It was after a Sunday church service in Tidersrums church in autumn 2010 that someone put a ladder against the wall of the church, smashed a window and stole several unique items from the church. An altar crucifix and a wooden statue of the Madonna, both from about the 1200s and sculptures of saints St. Catherine and St. Olov from the 1300s were some of them.
– It feels like we have been robbed of our own church , said the contrite curate Magnus Svensson to SvD then.
objects , which are regarded as national treasures, has now been found by the Spanish police, state SVT. It was during the searches in Tenerife as they were discovered by a Spaniard with a Swedish connection. A Spanish man is previously convicted for having broken into a large number of northern chapel, but if it’s the same man this time is unsaid because there is secrecy in the case.

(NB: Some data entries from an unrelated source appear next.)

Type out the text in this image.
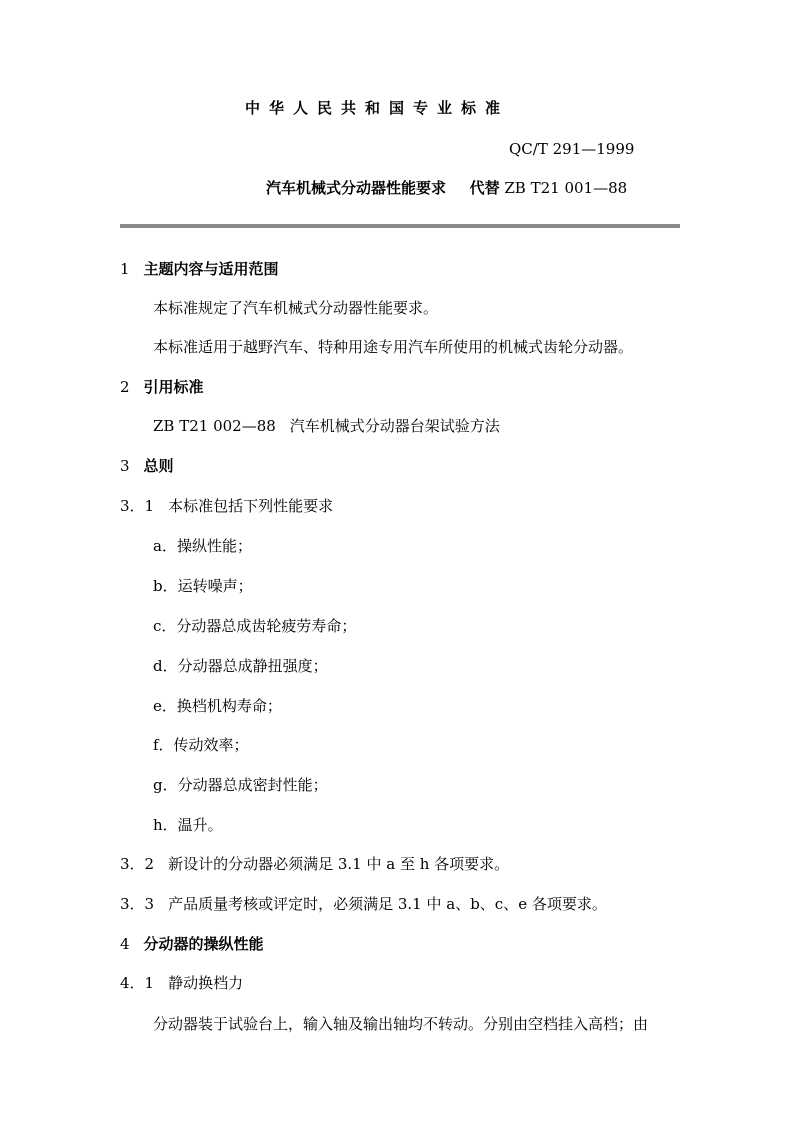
中华人民共和国专业标准
QC/T 291—1999
汽车机械式分动器性能要求 代替 ZB T21 001—88
1 主题内容与适用范围
本标准规定了汽车机械式分动器性能要求。
本标准适用于越野汽车、特种用途专用汽车所使用的机械式齿轮分动器。
2 引用标准
ZB T21 002—88 汽车机械式分动器台架试验方法
3 总则
3．1 本标准包括下列性能要求
a．操纵性能；
b．运转噪声；
c．分动器总成齿轮疲劳寿命；
d．分动器总成静扭强度；
e．换档机构寿命；
f．传动效率；
g．分动器总成密封性能；
h．温升。
3．2 新设计的分动器必须满足 3.1 中 a 至 h 各项要求。
3．3 产品质量考核或评定时，必须满足 3.1 中 a、b、c、e 各项要求。
4 分动器的操纵性能
4．1 静动换档力
分动器装于试验台上，输入轴及输出轴均不转动。分别由空档挂入高档；由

– It’s awful funny that, after five years have rediscovered the stolen statues, says Eva Nystrom Tagesson, curator at the County Administrative Board in Östergötland, to SVT.
The offense is similar a wave of church thefts that began in the 1990s. Then changed the thieves approach. They ignored more often in church silver and focused on the church room’s religious objects. In 2010, when the national treasures had just stolen from Tidersrum Church, explained criminologist Lars Korsell the new type of theft by a change in auction houses. In southern Europe was valued medieval ecclesiastical objects sky-high, and precisely in Sweden are religious objects preserved in large quantities, spared from wars and revolutions.
– 30 years ago dominated the auction houses of pretty geeky oddballs that dealt estate for pennies. Today marked the environments of shiny suits and business for millions. There is a market full of money that have grown as fast as the international furnishings industry, said Lars Korsell to SvD then.